What exactly is artificial intelligence? Where does it come from? And precisely how powerful is (or will) it become? Valerie Veatch’s documentary Ghost in the Machine digs into these answers and finds things both disturbing and unsurprising. This is a fairly brisk, fairly standard documentation of the evolution of artificial intelligence—effective, dispiriting, and disappointingly mundane.

We get a lot of talking heads and a lot of research telling us where the idea of artificial intelligence and its application ultimately comes from: eugenics theory. For those who may not know, eugenics is a series of beliefs and pseudo-scientific ideas that claim to aim to improve the human race, when in fact much of their theories are built around racist assumptions. Veatch separates her film into eight chapters, building a fairly effective crescendo as we approach our present day.

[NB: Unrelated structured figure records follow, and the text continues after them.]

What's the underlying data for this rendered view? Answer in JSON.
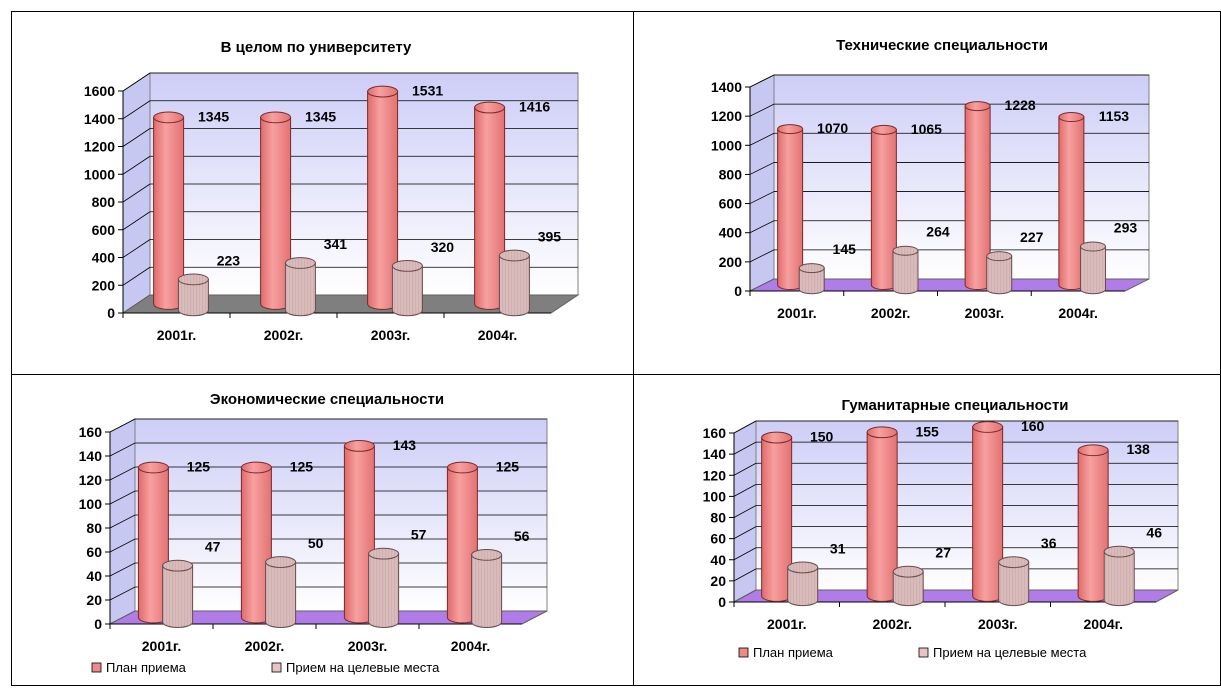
{
  "colors": {
    "plan": "#f08a8a",
    "target": "#e8c4c4",
    "wall_top": "#cfd0f8",
    "wall_bottom": "#ffffff",
    "floor_gray": "#7f7f7f",
    "floor_purple": "#b07ce8"
  },
  "legend": {
    "plan_label": "План приема",
    "target_label": "Прием на целевые места"
  },
  "chart_data": [
    {
      "type": "bar",
      "title": "В целом по университету",
      "categories": [
        "2001г.",
        "2002г.",
        "2003г.",
        "2004г."
      ],
      "series": [
        {
          "name": "План приема",
          "values": [
            1345,
            1345,
            1531,
            1416
          ]
        },
        {
          "name": "Прием на целевые места",
          "values": [
            223,
            341,
            320,
            395
          ]
        }
      ],
      "ylim": [
        0,
        1600
      ],
      "yticks": [
        "0",
        "200",
        "400",
        "600",
        "800",
        "1000",
        "1200",
        "1400",
        "1600"
      ],
      "floor": "gray",
      "legend": false
    },
    {
      "type": "bar",
      "title": "Технические специальности",
      "categories": [
        "2001г.",
        "2002г.",
        "2003г.",
        "2004г."
      ],
      "series": [
        {
          "name": "План приема",
          "values": [
            1070,
            1065,
            1228,
            1153
          ]
        },
        {
          "name": "Прием на целевые места",
          "values": [
            145,
            264,
            227,
            293
          ]
        }
      ],
      "ylim": [
        0,
        1400
      ],
      "yticks": [
        "0",
        "200",
        "400",
        "600",
        "800",
        "1000",
        "1200",
        "1400"
      ],
      "floor": "purple",
      "legend": false
    },
    {
      "type": "bar",
      "title": "Экономические специальности",
      "categories": [
        "2001г.",
        "2002г.",
        "2003г.",
        "2004г."
      ],
      "series": [
        {
          "name": "План приема",
          "values": [
            125,
            125,
            143,
            125
          ]
        },
        {
          "name": "Прием на целевые места",
          "values": [
            47,
            50,
            57,
            56
          ]
        }
      ],
      "ylim": [
        0,
        160
      ],
      "yticks": [
        "0",
        "20",
        "40",
        "60",
        "80",
        "100",
        "120",
        "140",
        "160"
      ],
      "floor": "purple",
      "legend": true
    },
    {
      "type": "bar",
      "title": "Гуманитарные специальности",
      "categories": [
        "2001г.",
        "2002г.",
        "2003г.",
        "2004г."
      ],
      "series": [
        {
          "name": "План приема",
          "values": [
            150,
            155,
            160,
            138
          ]
        },
        {
          "name": "Прием на целевые места",
          "values": [
            31,
            27,
            36,
            46
          ]
        }
      ],
      "ylim": [
        0,
        160
      ],
      "yticks": [
        "0",
        "20",
        "40",
        "60",
        "80",
        "100",
        "120",
        "140",
        "160"
      ],
      "floor": "purple",
      "legend": true
    }
  ]
}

OpenAI CEO Sam Altman is featured quite a bit in archive clips, specifically one from 2016 in which he states: “I think AI will lead to the end of the world, but in the meantime there will be great companies created with serious machine learning.” We also get plenty of Elon Musk, along with a slew of philosophers, physicists, historians, linguists, and many more. In speaking about the rules that A.I. follows, Dr. Dan McQuillan (author of Resisting AI: An Anti-fascist Approach to Artificial Intelligence) says: “You tell it to find a pattern, and it will find a pattern.” Simply put, the prejudices inherent in the systems that design the artificial intelligence will direct it how to think. Objectivity is impossible when prejudicial assumptions are presented as fact.

There are reminders of racist chatbots, as well as the more recent, Nazi-sympathizing Grok updates. There’s the overpromise of A.G.I. (Artificial General Intelligence), which has been walked back by those who once oversold it. Also the idea of effective altruism (how best to spend fortunes to help all people) and its bastardization into some form of techno-fascism. Finally, and perhaps most importantly, the essential question: what larger, practical use does A.I. actually serve?

Ghost in the Machine is an uneven piece of work. It’s as if Veatch and her team gathered so much information that they felt compelled to pack every little bit of it into this one film. The result is sometimes effective, at other times overwhelming. The pace is quite relentless, and the focus of the overall project tends to slip. Still, historian Dr. Becca Lewis offers some powerful context throughout and Dr. Sorelle Friedler provides succinct commentary in the final, worrying chapter.

There’s a lot here, and the biggest lesson learned seems to be this: technocrats will not save us. And neither will A.I. They will save themselves, and they will save all the money and water for themselves while they’re at it.

Ghost in the Machine premiered at the 2026 Sundance Film Festival.